CHAPTER THIRTY-THREE
Margo studied the photo on Ian’s laptop. “I don’t understand. Someone killed them over a taco?”
“It’s what’s happening behind her that got them killed.” He zoomed in on a black Escalade in the cul-de-sac and a man standing outside the driver’s-side window, talking to the man behind the wheel. “This is San Diego and the driver of
that Escalade is Waldo.”
She narrowed her eyes, as if that would bring the faces into even sharper focus. “Holy shit, you’re right.”
“We have to find something else to say besides ‘holy shit’ when we have a holy shit moment.”
“Why?”
“Because it’s repetitive. I just said it before you said it.”
“If it’s a holy shit moment, that’s what you say, not ‘exalted vomit.’”
“Nobody says ‘exalted vomit,’” Ian said.
“Exactly, because you say ‘holy shit’ in a holy shit moment.”
“We could say ‘my God,’ or ‘hot damn,’ or ‘holy smoke.’”
“Only a cartoon character would say ‘holy smoke.’ Why are we even having this conversation?” Margo said. “You aren’t writing this. We’re living it.”
“That’s not how it feels to me.”
“Focus,” Margo pointed to Waldo. “Why would he follow them all the way to Porto?”
“Because the man Waldo is talking to is Gustavo Reynoso.”
Margo gave him a blank look. “Who is that and why do you know his name?”
“Don’t you ever watch the news?”
“Not if I can avoid it,” she said. “It makes me too angry.”

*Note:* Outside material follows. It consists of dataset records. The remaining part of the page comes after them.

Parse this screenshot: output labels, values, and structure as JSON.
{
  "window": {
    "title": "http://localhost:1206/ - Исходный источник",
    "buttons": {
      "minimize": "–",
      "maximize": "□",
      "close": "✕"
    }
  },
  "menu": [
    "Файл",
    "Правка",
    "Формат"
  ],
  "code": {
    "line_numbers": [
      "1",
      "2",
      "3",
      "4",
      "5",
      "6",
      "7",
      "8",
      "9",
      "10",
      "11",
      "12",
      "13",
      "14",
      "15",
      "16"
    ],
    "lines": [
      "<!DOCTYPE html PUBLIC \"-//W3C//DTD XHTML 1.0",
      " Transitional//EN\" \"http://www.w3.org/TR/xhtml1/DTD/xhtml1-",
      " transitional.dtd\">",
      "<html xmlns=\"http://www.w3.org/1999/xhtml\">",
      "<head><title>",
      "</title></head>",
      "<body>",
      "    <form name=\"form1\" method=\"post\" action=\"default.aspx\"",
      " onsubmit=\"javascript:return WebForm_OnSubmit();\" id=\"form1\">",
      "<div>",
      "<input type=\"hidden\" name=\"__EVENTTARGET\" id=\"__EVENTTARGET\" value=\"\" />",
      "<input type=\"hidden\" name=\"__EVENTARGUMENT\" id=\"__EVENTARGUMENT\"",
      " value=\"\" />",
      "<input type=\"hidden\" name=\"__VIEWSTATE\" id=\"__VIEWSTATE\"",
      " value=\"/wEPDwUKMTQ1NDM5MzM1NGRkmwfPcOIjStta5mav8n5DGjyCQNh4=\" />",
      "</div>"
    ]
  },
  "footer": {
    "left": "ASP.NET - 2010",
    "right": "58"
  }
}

“Gustavo Reynoso is an illegal immigrant and convicted rapist who killed two women in San Diego with a gun from the Guns & Roses sting.” Ian tapped the screen with his finger. “And that’s the Deathscalade with the bodies in the back.”
“The Deathscalade?”
“That’s what Dwight Edney is calling the stolen SUV that Reynoso was in when he was spotted by the police,” Ian said. “Reynoso fled, ran across a street, and was killed by a hit-and-run driver. It happened the day before Rolfe and Clemens came here. The story is that Reynoso acted alone in the killings. But this photo changes everything.”
“It means the story is bullshit,” Margo said.